We wrote in last week’s cover story about the brewing faculty rebellion at NYU driven in part by the school’s ambitious plans to expand its footprint in Greenwich Village. But the fight against the 2031 plan, as it’s known, extends beyond the no-confidence vote scheduled for next month. It’s also being fought out in the courts, in a case that had its first hearing before a judge this morning.
The lawsuit alleges that City government acted illegally when it signed off on the NYU plan, and it’s comprised of several different arguments. But this morning’s hearing focused only on one of them: the question of whether four parks that would be subsumed in the construction project, are, in fact, properly parks. By state law that encodes the Public Trust Doctrine, towns and cities can’t just give away public parks to private developers without first getting permission from the state legislature. The city never sought or received that permission.
The 11 organizations suing to stop the expansion say that means the approval is illegal. But lawyers for the city and for NYU say not at all — those parks were never technically parks.
“The land cannot be considered parkland,” Alan Levine, one of NYU’s attorney’s, told Judge Donna Mills. The reason? The parks were never “mapped” — a technical process by which the city officially incorporates designations into its plans.
But parks don’t have to be expressly dedicated to be covered by the Public Trust Doctrine. They can also be “impliedly” considered parks, argued Randy Mastro, the lead attorney for NYU’s opponents. At least some of the parcels in question are certainly parks by that standard, he said.

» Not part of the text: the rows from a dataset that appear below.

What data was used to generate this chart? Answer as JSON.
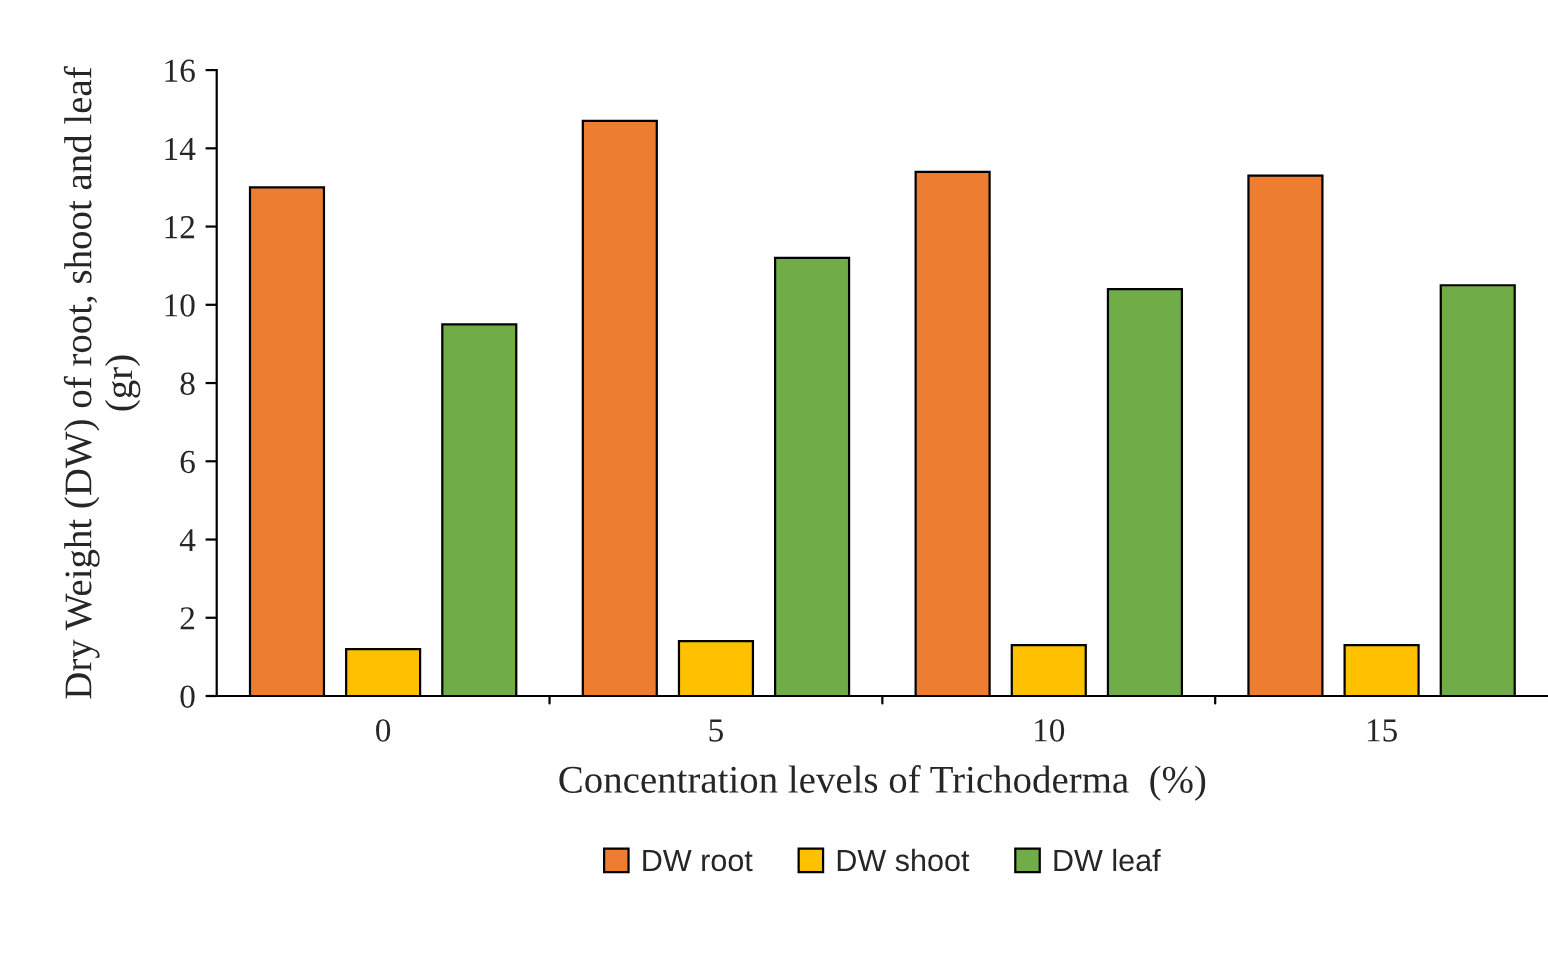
{
  "chart_data": {
    "type": "bar",
    "xlabel": "Concentration levels of Trichoderma  (%)",
    "ylabel": "Dry Weight (DW) of root, shoot and leaf\n(gr)",
    "categories": [
      "0",
      "5",
      "10",
      "15"
    ],
    "series": [
      {
        "name": "DW root",
        "color": "#ed7d31",
        "values": [
          13.0,
          14.7,
          13.4,
          13.3
        ]
      },
      {
        "name": "DW shoot",
        "color": "#ffc000",
        "values": [
          1.2,
          1.4,
          1.3,
          1.3
        ]
      },
      {
        "name": "DW leaf",
        "color": "#70ad47",
        "values": [
          9.5,
          11.2,
          10.4,
          10.5
        ]
      }
    ],
    "ylim": [
      0,
      16
    ],
    "yticks": [
      0,
      2,
      4,
      6,
      8,
      10,
      12,
      14,
      16
    ],
    "grid": false,
    "legend": "bottom"
  }
}
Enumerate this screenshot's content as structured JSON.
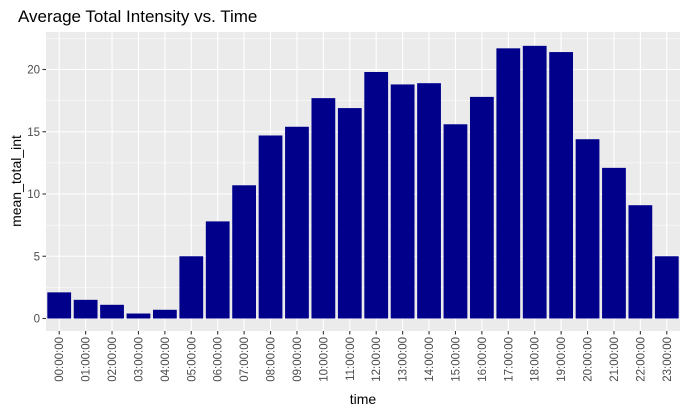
{
  "chart_data": {
    "type": "bar",
    "title": "Average Total Intensity vs. Time",
    "xlabel": "time",
    "ylabel": "mean_total_int",
    "categories": [
      "00:00:00",
      "01:00:00",
      "02:00:00",
      "03:00:00",
      "04:00:00",
      "05:00:00",
      "06:00:00",
      "07:00:00",
      "08:00:00",
      "09:00:00",
      "10:00:00",
      "11:00:00",
      "12:00:00",
      "13:00:00",
      "14:00:00",
      "15:00:00",
      "16:00:00",
      "17:00:00",
      "18:00:00",
      "19:00:00",
      "20:00:00",
      "21:00:00",
      "22:00:00",
      "23:00:00"
    ],
    "values": [
      2.1,
      1.5,
      1.1,
      0.4,
      0.7,
      5.0,
      7.8,
      10.7,
      14.7,
      15.4,
      17.7,
      16.9,
      19.8,
      18.8,
      18.9,
      15.6,
      17.8,
      21.7,
      21.9,
      21.4,
      14.4,
      12.1,
      9.1,
      5.0
    ],
    "yticks": [
      0,
      5,
      10,
      15,
      20
    ],
    "ylim": [
      0,
      23
    ],
    "grid": true,
    "bar_color": "#00008b",
    "panel_color": "#ebebeb",
    "grid_color": "#ffffff"
  }
}
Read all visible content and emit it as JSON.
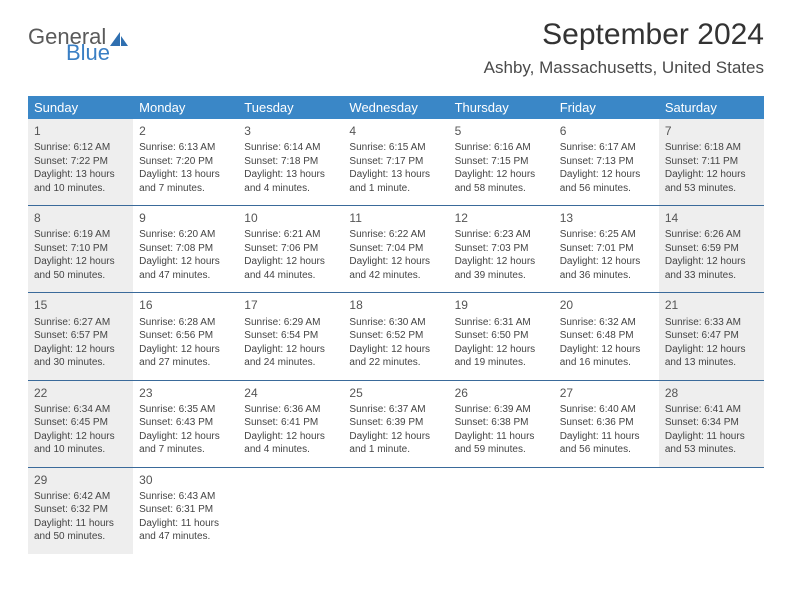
{
  "brand": {
    "word1": "General",
    "word2": "Blue",
    "color_gray": "#5a5a5a",
    "color_blue": "#3a7fc4"
  },
  "title": "September 2024",
  "location": "Ashby, Massachusetts, United States",
  "header_bg": "#3a87c7",
  "header_fg": "#ffffff",
  "row_divider": "#3a6a9a",
  "shaded_bg": "#eeeeee",
  "text_color": "#444444",
  "day_names": [
    "Sunday",
    "Monday",
    "Tuesday",
    "Wednesday",
    "Thursday",
    "Friday",
    "Saturday"
  ],
  "weeks": [
    [
      {
        "n": "1",
        "shaded": true,
        "sunrise": "Sunrise: 6:12 AM",
        "sunset": "Sunset: 7:22 PM",
        "daylight": "Daylight: 13 hours and 10 minutes."
      },
      {
        "n": "2",
        "sunrise": "Sunrise: 6:13 AM",
        "sunset": "Sunset: 7:20 PM",
        "daylight": "Daylight: 13 hours and 7 minutes."
      },
      {
        "n": "3",
        "sunrise": "Sunrise: 6:14 AM",
        "sunset": "Sunset: 7:18 PM",
        "daylight": "Daylight: 13 hours and 4 minutes."
      },
      {
        "n": "4",
        "sunrise": "Sunrise: 6:15 AM",
        "sunset": "Sunset: 7:17 PM",
        "daylight": "Daylight: 13 hours and 1 minute."
      },
      {
        "n": "5",
        "sunrise": "Sunrise: 6:16 AM",
        "sunset": "Sunset: 7:15 PM",
        "daylight": "Daylight: 12 hours and 58 minutes."
      },
      {
        "n": "6",
        "sunrise": "Sunrise: 6:17 AM",
        "sunset": "Sunset: 7:13 PM",
        "daylight": "Daylight: 12 hours and 56 minutes."
      },
      {
        "n": "7",
        "shaded": true,
        "sunrise": "Sunrise: 6:18 AM",
        "sunset": "Sunset: 7:11 PM",
        "daylight": "Daylight: 12 hours and 53 minutes."
      }
    ],
    [
      {
        "n": "8",
        "shaded": true,
        "sunrise": "Sunrise: 6:19 AM",
        "sunset": "Sunset: 7:10 PM",
        "daylight": "Daylight: 12 hours and 50 minutes."
      },
      {
        "n": "9",
        "sunrise": "Sunrise: 6:20 AM",
        "sunset": "Sunset: 7:08 PM",
        "daylight": "Daylight: 12 hours and 47 minutes."
      },
      {
        "n": "10",
        "sunrise": "Sunrise: 6:21 AM",
        "sunset": "Sunset: 7:06 PM",
        "daylight": "Daylight: 12 hours and 44 minutes."
      },
      {
        "n": "11",
        "sunrise": "Sunrise: 6:22 AM",
        "sunset": "Sunset: 7:04 PM",
        "daylight": "Daylight: 12 hours and 42 minutes."
      },
      {
        "n": "12",
        "sunrise": "Sunrise: 6:23 AM",
        "sunset": "Sunset: 7:03 PM",
        "daylight": "Daylight: 12 hours and 39 minutes."
      },
      {
        "n": "13",
        "sunrise": "Sunrise: 6:25 AM",
        "sunset": "Sunset: 7:01 PM",
        "daylight": "Daylight: 12 hours and 36 minutes."
      },
      {
        "n": "14",
        "shaded": true,
        "sunrise": "Sunrise: 6:26 AM",
        "sunset": "Sunset: 6:59 PM",
        "daylight": "Daylight: 12 hours and 33 minutes."
      }
    ],
    [
      {
        "n": "15",
        "shaded": true,
        "sunrise": "Sunrise: 6:27 AM",
        "sunset": "Sunset: 6:57 PM",
        "daylight": "Daylight: 12 hours and 30 minutes."
      },
      {
        "n": "16",
        "sunrise": "Sunrise: 6:28 AM",
        "sunset": "Sunset: 6:56 PM",
        "daylight": "Daylight: 12 hours and 27 minutes."
      },
      {
        "n": "17",
        "sunrise": "Sunrise: 6:29 AM",
        "sunset": "Sunset: 6:54 PM",
        "daylight": "Daylight: 12 hours and 24 minutes."
      },
      {
        "n": "18",
        "sunrise": "Sunrise: 6:30 AM",
        "sunset": "Sunset: 6:52 PM",
        "daylight": "Daylight: 12 hours and 22 minutes."
      },
      {
        "n": "19",
        "sunrise": "Sunrise: 6:31 AM",
        "sunset": "Sunset: 6:50 PM",
        "daylight": "Daylight: 12 hours and 19 minutes."
      },
      {
        "n": "20",
        "sunrise": "Sunrise: 6:32 AM",
        "sunset": "Sunset: 6:48 PM",
        "daylight": "Daylight: 12 hours and 16 minutes."
      },
      {
        "n": "21",
        "shaded": true,
        "sunrise": "Sunrise: 6:33 AM",
        "sunset": "Sunset: 6:47 PM",
        "daylight": "Daylight: 12 hours and 13 minutes."
      }
    ],
    [
      {
        "n": "22",
        "shaded": true,
        "sunrise": "Sunrise: 6:34 AM",
        "sunset": "Sunset: 6:45 PM",
        "daylight": "Daylight: 12 hours and 10 minutes."
      },
      {
        "n": "23",
        "sunrise": "Sunrise: 6:35 AM",
        "sunset": "Sunset: 6:43 PM",
        "daylight": "Daylight: 12 hours and 7 minutes."
      },
      {
        "n": "24",
        "sunrise": "Sunrise: 6:36 AM",
        "sunset": "Sunset: 6:41 PM",
        "daylight": "Daylight: 12 hours and 4 minutes."
      },
      {
        "n": "25",
        "sunrise": "Sunrise: 6:37 AM",
        "sunset": "Sunset: 6:39 PM",
        "daylight": "Daylight: 12 hours and 1 minute."
      },
      {
        "n": "26",
        "sunrise": "Sunrise: 6:39 AM",
        "sunset": "Sunset: 6:38 PM",
        "daylight": "Daylight: 11 hours and 59 minutes."
      },
      {
        "n": "27",
        "sunrise": "Sunrise: 6:40 AM",
        "sunset": "Sunset: 6:36 PM",
        "daylight": "Daylight: 11 hours and 56 minutes."
      },
      {
        "n": "28",
        "shaded": true,
        "sunrise": "Sunrise: 6:41 AM",
        "sunset": "Sunset: 6:34 PM",
        "daylight": "Daylight: 11 hours and 53 minutes."
      }
    ],
    [
      {
        "n": "29",
        "shaded": true,
        "sunrise": "Sunrise: 6:42 AM",
        "sunset": "Sunset: 6:32 PM",
        "daylight": "Daylight: 11 hours and 50 minutes."
      },
      {
        "n": "30",
        "sunrise": "Sunrise: 6:43 AM",
        "sunset": "Sunset: 6:31 PM",
        "daylight": "Daylight: 11 hours and 47 minutes."
      },
      {
        "empty": true
      },
      {
        "empty": true
      },
      {
        "empty": true
      },
      {
        "empty": true
      },
      {
        "empty": true
      }
    ]
  ]
}
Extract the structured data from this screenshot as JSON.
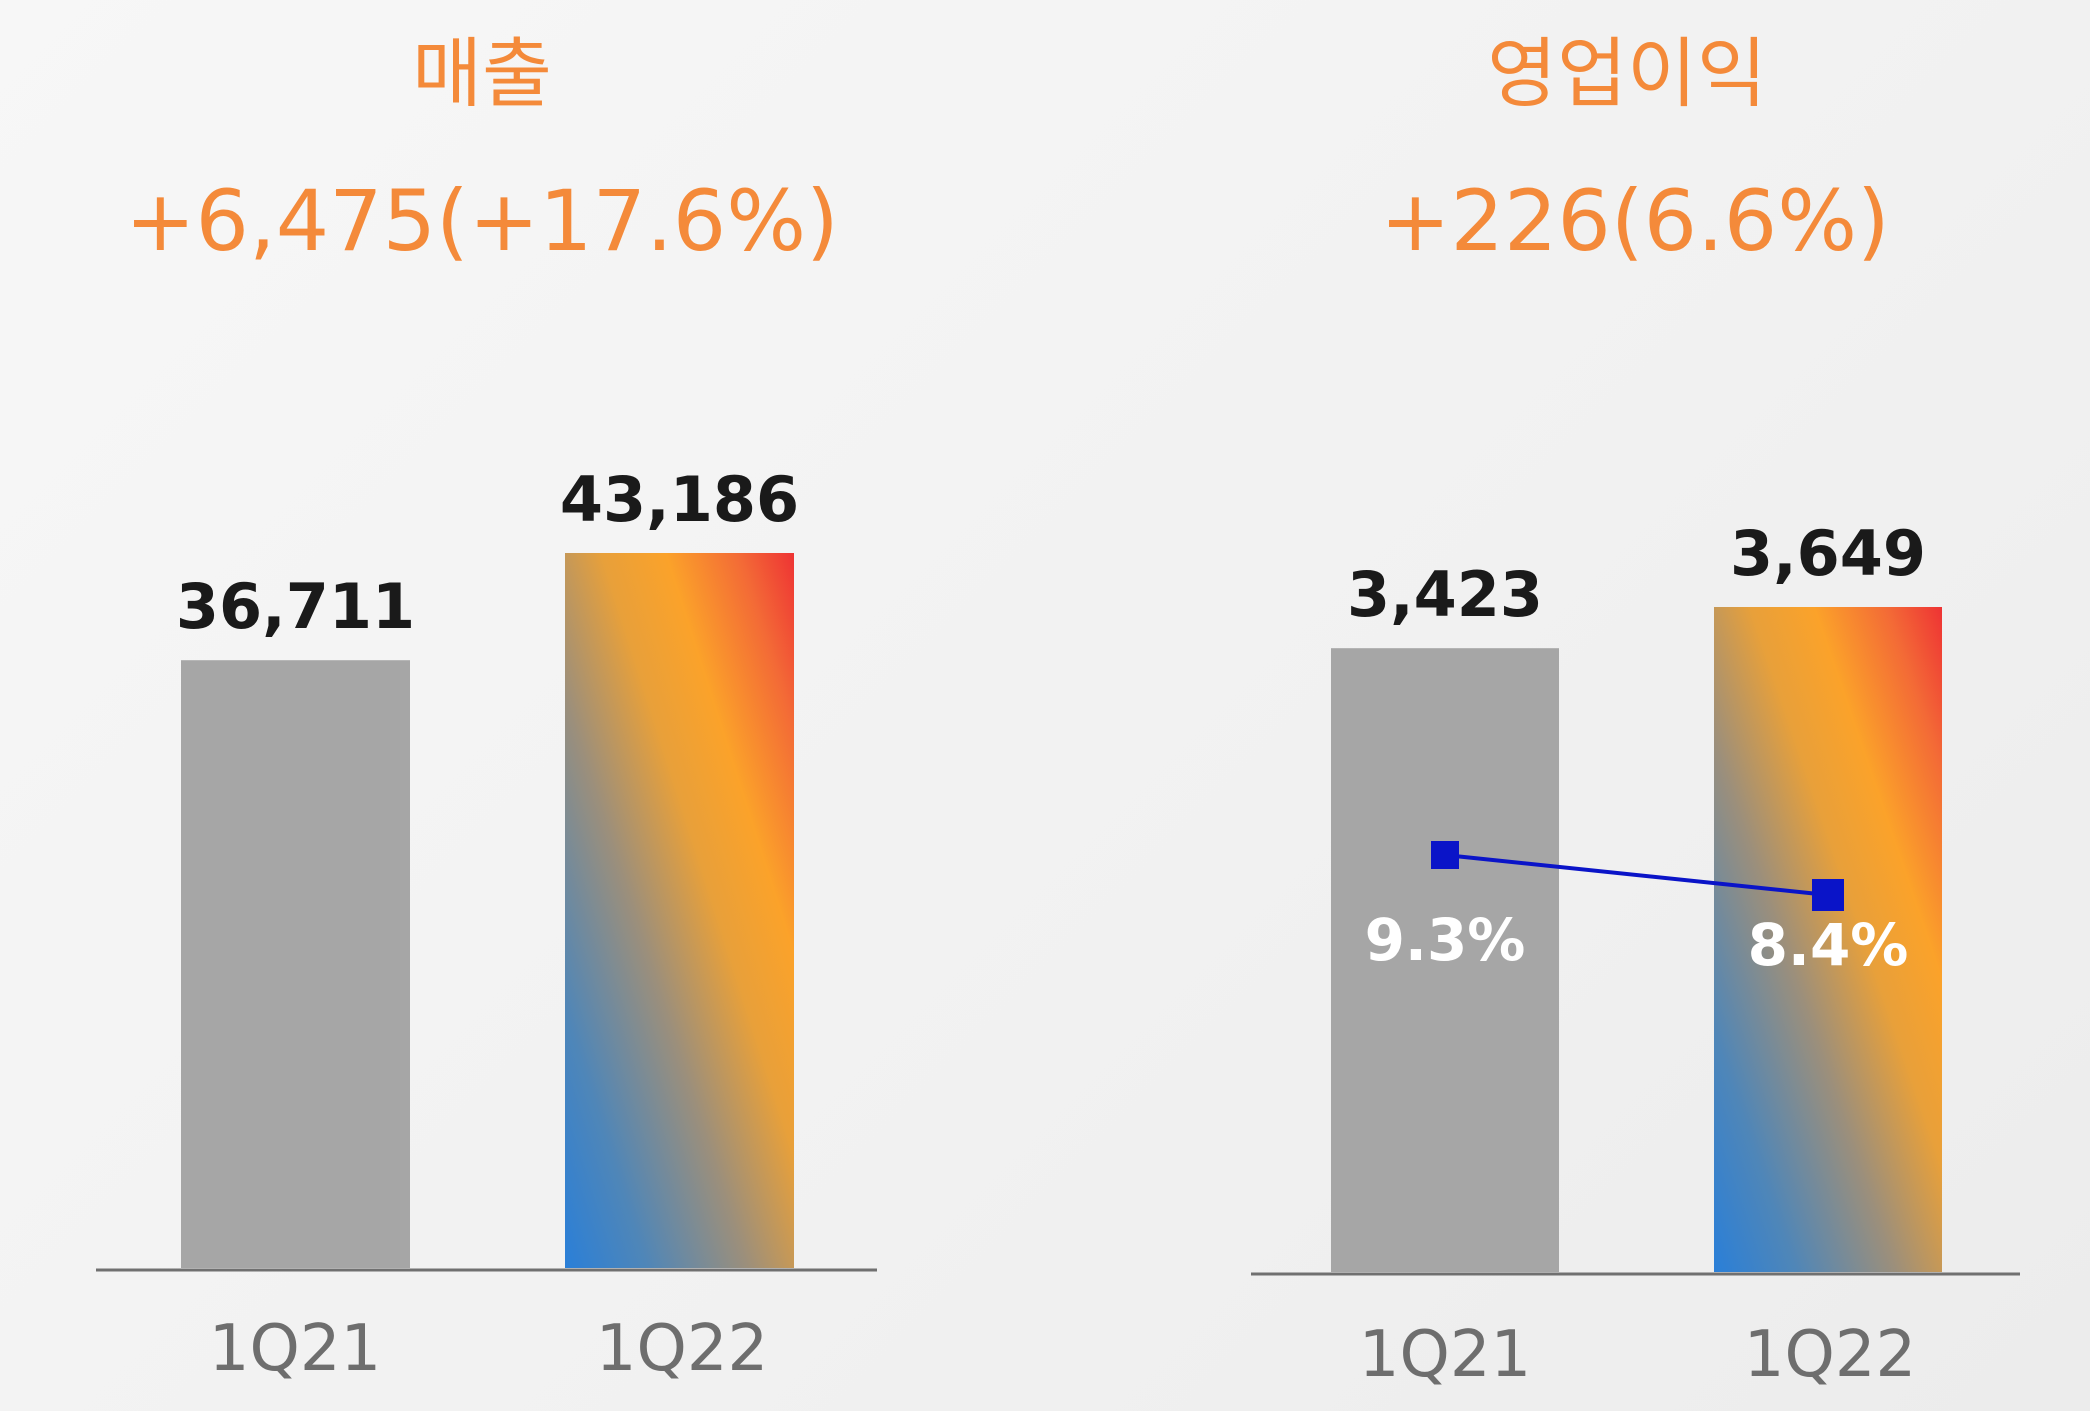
{
  "chart_data": [
    {
      "type": "bar",
      "title": "매출",
      "subtitle": "+6,475(+17.6%)",
      "categories": [
        "1Q21",
        "1Q22"
      ],
      "values": [
        36711,
        43186
      ],
      "value_labels": [
        "36,711",
        "43,186"
      ],
      "colors": [
        "#a6a6a6",
        "gradient: blue #2a7fd8 → orange #f9a02b → red #ee3434"
      ]
    },
    {
      "type": "bar",
      "title": "영업이익",
      "subtitle": "+226(6.6%)",
      "categories": [
        "1Q21",
        "1Q22"
      ],
      "values": [
        3423,
        3649
      ],
      "value_labels": [
        "3,423",
        "3,649"
      ],
      "colors": [
        "#a6a6a6",
        "gradient: blue #2a7fd8 → orange #f9a02b → red #ee3434"
      ],
      "line_series": {
        "values": [
          9.3,
          8.4
        ],
        "labels": [
          "9.3%",
          "8.4%"
        ],
        "color": "#0a14c8"
      }
    }
  ]
}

“They are parks with park signage on the front door,” Mastro said. “Park rules on the front door. Park leafs and signage all through the park. Public dedication ceremonies. Public statements. On the Parks website, these are parks!”
Mastro buttressed his argument with an affidavit from former Parks Commissioner Henry Stern, in which Stern said “it was always the City’s intent in continuously making these sites available to the public for recreational use over many years to treat them as dedicated parkland.”
In fact, Stern says in his affidavit,
“It is therefore shocking to me that the City now claims, falsely, that it has ‘repeatedly and unequivocally declined efforts to demap any of the[se] Street Sites…or to otherwise dedicate them as parkland.’ To the contrary, as Parks Commissioners, I repeatedly requested to transfer these sites to Parks and officially list them as such on the City Map, and on each and every occasion, NYU objected. As I recall, it was the only neighboring property owner who objected. Thus, the only reason these sites haven’t been formally mapped as parkland is because of NYU’s obstructionist tactics and steadfast opposition over many years.”
Mastro and his clients wanted Judge Mills to consider ordering expedited discovery so they can dig through the city’s records concerning the parks. Mills granted the motion, meaning that some time in the coming weeks both sides will have the chance to argue for and against that discovery.
NYU’s legal team released a statement after the hearing minimizing the significance of the ruling:
“Nothing changes as a result of today’s hearing. The decision to sign the order to show cause was merely a procedural move. As the case proceeds, the well-documented history of this site will demonstrate that the properties in question have long been recognized as Department of Transportation strips, not parkland. The court proceeding today was an attempt to delay the scheduled judicial process and it did not succeed.”
The hearing on the discovery question hasn’t yet been scheduled, but both sides will certainly be back in court on other matters April 28.